In a rare interview, Gabe Newell has said he's been spending "a lot of time" looking into brain-computer interfaces. "The Matrix is a lot closer than people think", he says, and it's going to be "an extinction-level event for every entertainment form that's not thinking about this."

He also talks about Half-life: Alyx, his fondness for Doom, and why he can't stop playing Dota 2.

Here's the full interview with IGN, though I've jumped straight to Matrix chat.

Watch on YouTube

Newell does qualify his optimism a little. "It's not going to be The Matrix", he says: "The Matrix is a movie and it misses all the interesting technical subtleties and just how weird the post-brain-computer interface world is going to be. But it's going to have a huge impact on the kinds of experiences we can create for people."

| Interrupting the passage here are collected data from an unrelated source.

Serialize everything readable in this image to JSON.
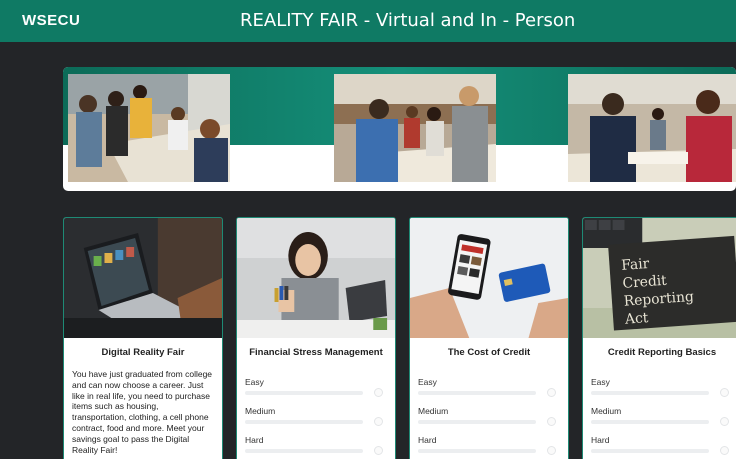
{
  "header": {
    "logo": "WSECU",
    "title": "REALITY FAIR - Virtual and In - Person"
  },
  "colors": {
    "brand_green": "#0f7a64",
    "page_bg": "#232528"
  },
  "banner": {
    "photos": [
      "event-photo-1",
      "event-photo-2",
      "event-photo-3"
    ]
  },
  "cards": [
    {
      "title": "Digital Reality Fair",
      "description": "You have just graduated from college and can now choose a career. Just like in real life, you need to purchase items such as housing, transportation, clothing, a cell phone contract, food and more. Meet your savings goal to pass the Digital Reality Fair!"
    },
    {
      "title": "Financial Stress Management",
      "levels": [
        "Easy",
        "Medium",
        "Hard"
      ]
    },
    {
      "title": "The Cost of Credit",
      "levels": [
        "Easy",
        "Medium",
        "Hard"
      ]
    },
    {
      "title": "Credit Reporting Basics",
      "levels": [
        "Easy",
        "Medium",
        "Hard"
      ],
      "image_text": {
        "line1": "Fair",
        "line2": "Credit",
        "line3": "Reporting",
        "line4": "Act"
      }
    }
  ]
}
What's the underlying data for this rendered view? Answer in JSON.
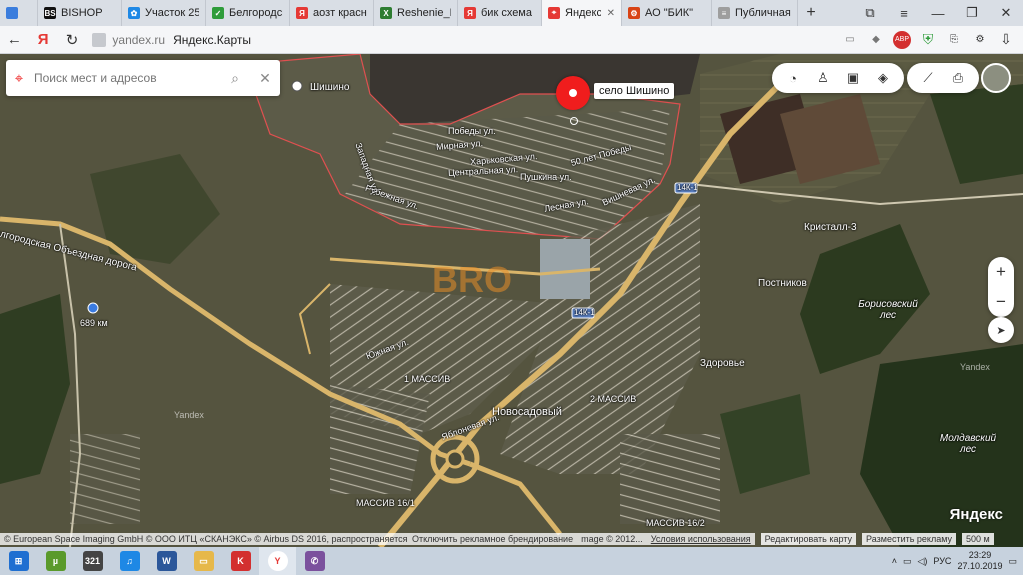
{
  "browser": {
    "tabs": [
      {
        "label": "",
        "favicon_color": "#3b7ddd",
        "favicon_text": ""
      },
      {
        "label": "BISHOP",
        "favicon_color": "#111111",
        "favicon_text": "BS"
      },
      {
        "label": "Участок 25",
        "favicon_color": "#1e88e5",
        "favicon_text": "✿"
      },
      {
        "label": "Белгородск",
        "favicon_color": "#2e9c3a",
        "favicon_text": "✓"
      },
      {
        "label": "аозт красн",
        "favicon_color": "#e53935",
        "favicon_text": "Я"
      },
      {
        "label": "Reshenie_Be",
        "favicon_color": "#2e7d32",
        "favicon_text": "X"
      },
      {
        "label": "бик схема",
        "favicon_color": "#e53935",
        "favicon_text": "Я"
      },
      {
        "label": "Яндекс.К",
        "favicon_color": "#e53935",
        "favicon_text": "⌖"
      },
      {
        "label": "АО \"БИК\"",
        "favicon_color": "#d84315",
        "favicon_text": "⚙"
      },
      {
        "label": "Публичная",
        "favicon_color": "#9e9e9e",
        "favicon_text": "≡"
      }
    ],
    "active_tab_index": 7,
    "new_tab_symbol": "+",
    "url_domain": "yandex.ru",
    "page_title": "Яндекс.Карты",
    "abp_label": "ABP"
  },
  "map": {
    "search_placeholder": "Поиск мест и адресов",
    "selected_place": "село Шишино",
    "labels": {
      "shishino": "Шишино",
      "bypass": "Белгородская Объездная дорога",
      "km689": "689 км",
      "kristall": "Кристалл-3",
      "postnikov": "Постников",
      "borisovsky": "Борисовский лес",
      "zdorovye": "Здоровье",
      "moldavsky": "Молдавский лес",
      "novosadovy": "Новосадовый",
      "massiv1": "1 МАССИВ",
      "massiv2": "2 МАССИВ",
      "massiv16_1": "МАССИВ 16/1",
      "massiv16_2": "МАССИВ 16/2",
      "road14k1": "14К-1",
      "road14k1b": "14К-1",
      "yandex_watermark": "Yandex",
      "yandex_watermark2": "Yandex",
      "street_pobedy": "50 лет Победы",
      "street_mirnaya": "Мирная ул.",
      "street_kharkovskaya": "Харьковская ул.",
      "street_tsentralnaya": "Центральная ул.",
      "street_pushkina": "Пушкина ул.",
      "street_bedy": "Победы ул.",
      "street_lesnaya": "Лесная ул.",
      "street_rubezhnaya": "Рубежная ул.",
      "street_vishnevaya": "Вишневая ул.",
      "street_zapadnaya": "Западная ул.",
      "street_yuzhnaya": "Южная ул.",
      "street_yablonevaya": "Яблоневая ул."
    },
    "watermark_text": "BRO",
    "logo": "Яндекс",
    "copyright": "© European Space Imaging GmbH © ООО ИТЦ «СКАНЭКС» © Airbus DS 2016, распространяется",
    "ad_toggle": "Отключить рекламное брендирование",
    "image_year": "mage © 2012...",
    "terms": "Условия использования",
    "edit_map": "Редактировать карту",
    "ad_placement": "Разместить рекламу",
    "scale": "500 м",
    "zoom_in": "+",
    "zoom_out": "−"
  },
  "taskbar": {
    "language": "РУС",
    "time": "23:29",
    "date": "27.10.2019",
    "apps": [
      {
        "name": "windows-start",
        "color": "#1f6fd1",
        "text": "⊞"
      },
      {
        "name": "utorrent",
        "color": "#5a9a2b",
        "text": "µ"
      },
      {
        "name": "calendar-321",
        "color": "#444444",
        "text": "321"
      },
      {
        "name": "music-app",
        "color": "#1e88e5",
        "text": "♫"
      },
      {
        "name": "word",
        "color": "#2b579a",
        "text": "W"
      },
      {
        "name": "explorer",
        "color": "#e6b84a",
        "text": "▭"
      },
      {
        "name": "kaspersky",
        "color": "#d32f2f",
        "text": "K"
      },
      {
        "name": "yandex-browser",
        "color": "#ffffff",
        "text": "Y"
      },
      {
        "name": "viber",
        "color": "#7b519d",
        "text": "✆"
      }
    ],
    "active_app_index": 7
  }
}
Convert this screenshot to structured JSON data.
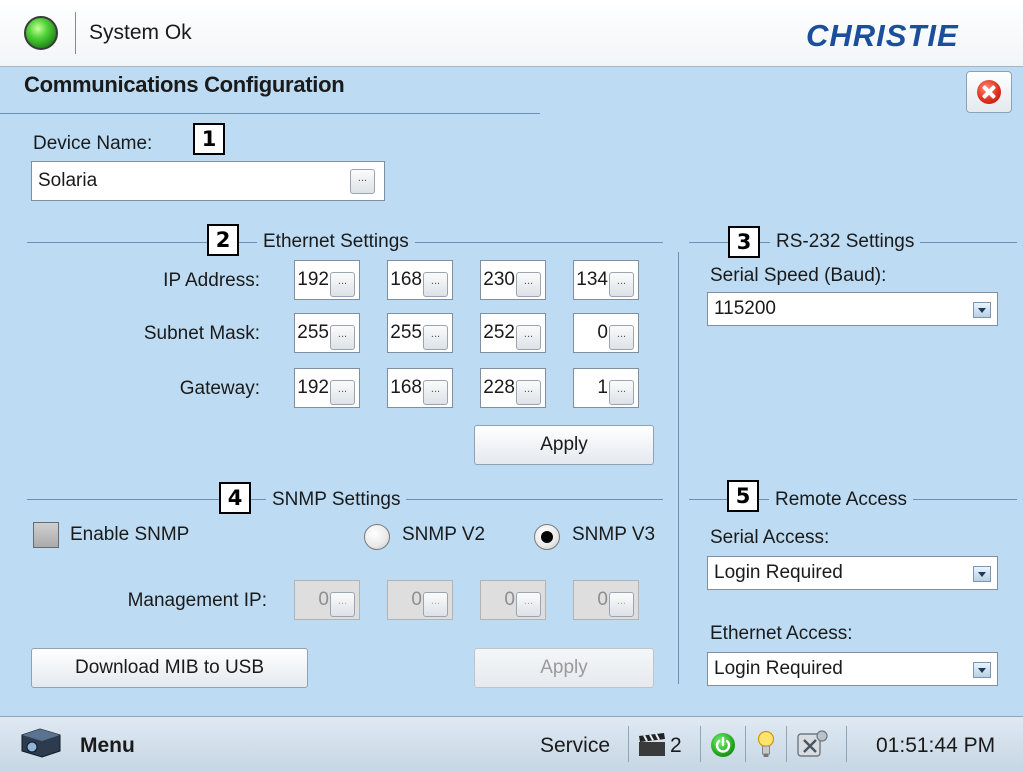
{
  "header": {
    "status_text": "System Ok",
    "status_color": "#2fbf1e",
    "brand": "CHRISTIE",
    "brand_color": "#1b4f9c"
  },
  "page": {
    "title": "Communications Configuration",
    "close_icon": "close-icon"
  },
  "device": {
    "label": "Device Name:",
    "value": "Solaria",
    "callout": "1",
    "ellipsis": "..."
  },
  "ethernet": {
    "callout": "2",
    "title": "Ethernet Settings",
    "ip_label": "IP Address:",
    "ip": [
      "192",
      "168",
      "230",
      "134"
    ],
    "subnet_label": "Subnet Mask:",
    "subnet": [
      "255",
      "255",
      "252",
      "0"
    ],
    "gateway_label": "Gateway:",
    "gateway": [
      "192",
      "168",
      "228",
      "1"
    ],
    "apply_label": "Apply"
  },
  "rs232": {
    "callout": "3",
    "title": "RS-232 Settings",
    "speed_label": "Serial Speed (Baud):",
    "speed_value": "115200"
  },
  "snmp": {
    "callout": "4",
    "title": "SNMP Settings",
    "enable_label": "Enable SNMP",
    "enable_checked": false,
    "v2_label": "SNMP V2",
    "v3_label": "SNMP V3",
    "selected_version": "SNMP V3",
    "mgmt_label": "Management IP:",
    "mgmt_ip": [
      "0",
      "0",
      "0",
      "0"
    ],
    "download_label": "Download MIB to USB",
    "apply_label": "Apply"
  },
  "remote": {
    "callout": "5",
    "title": "Remote Access",
    "serial_label": "Serial Access:",
    "serial_value": "Login Required",
    "ethernet_label": "Ethernet Access:",
    "ethernet_value": "Login Required"
  },
  "footer": {
    "menu_label": "Menu",
    "service_label": "Service",
    "clapper_count": "2",
    "time": "01:51:44 PM"
  }
}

"It turns out that your brain has really good interfaces for some things and really badly designed, kludge-y interfaces for doing other things, and the fact that your immune systems gets involved in your perceptions of temperature means there are all sorts of weird parts of your brain that participate in the sensation of being cold, whereas things like your motor cortex or your visual cortex are much more tractable problems. And that's what I mean. We're going to learn a lot as we proceed as to what things work and what things don't, what things are valuable to people and what things are party tricks that don't really matter in the long run."

Brain-computer interfaces have been around for a while, but in very limited forms, and primarily to help people with neurological impairments. In a GDC talk last year, Valve's resident experimental psycholgist Mike Ambinder confirmed they didn't have any projects underway. This could well amount to nothing, like when Valve got excited about measuring your sweat.

It could also legitimately be amazing. Who hasn't fantasised about properly-immersive, whole-brain fooling VR? I think there's merit, too, in Newell's emphasis on unpredictable developments. He compares the hypothetical tech to "trying to describe the internet to someone who's never used the internet before". A new mode of interacting with both physical and virtual worlds is bound to throw up wild experiences.

But, you know, books aren't going anywhere.